On Mathematical Modeling of Swirling Turbulent Wakes with Varied Total Excess Momentum and Angular Momentum

Abstract

The flow in swirling turbulent wakes with varying total excess momentum and angular momentum is described using two second-order mathematical models. The first one includes averaged equations of momenta, turbulence energy balance, and dissipation rate in the far-wake approximation. The closure of the mathematical model relies on Rodi’s algebraic model for Reynolds stresses. The second model is based on simplified representations of the turbulent viscosity coefficients.

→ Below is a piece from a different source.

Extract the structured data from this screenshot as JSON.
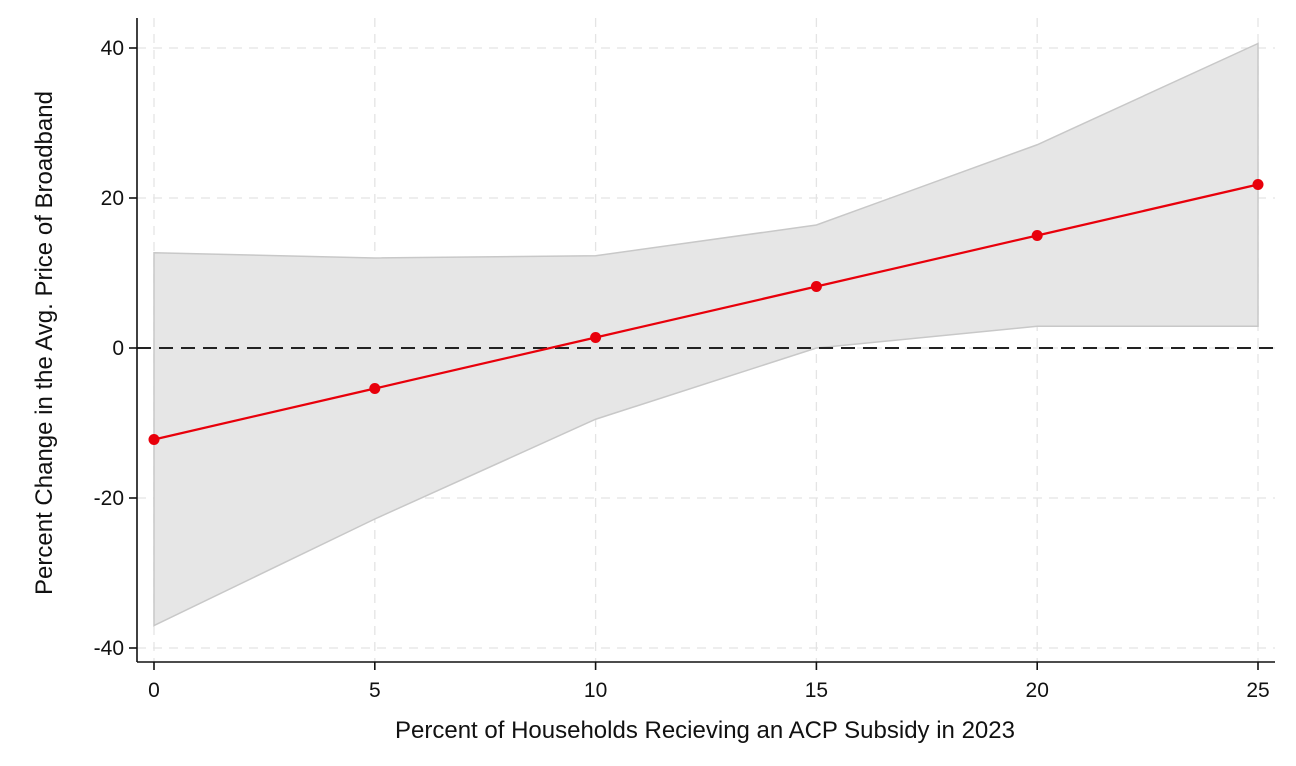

For small distances, the calculated profiles of averaged motion velocities and turbulence energy are in good agreement with the experimental data of Lavrent’ev Institute of Hydrodynamics of SB RAS. At large distances, numerical experiments have yielded a self-similar solution of problems of dynamics of turbulent wake behind a self-propelled body and momentumless swirling turbulent wake. Group-theoretical analysis of the simplified mathematical model has been done. The model had been reduced to a system of ordinary differential equations, which was solved numerically using asymptotic expansions. The solution obtained was compared with the self-similar solution found by direct numerical integration of the differential equations of the model at large distances from the body, and good agreement was observed. In addition, the problem of asymptotic behavior of swirling turbulent wake behind a sphere with non-zero values of total excess momentum and angular momentum was considered. The group-theoretical analysis has shown the absence of physically meaningful self-similar solutions to the equations of the turbulence model under consideration.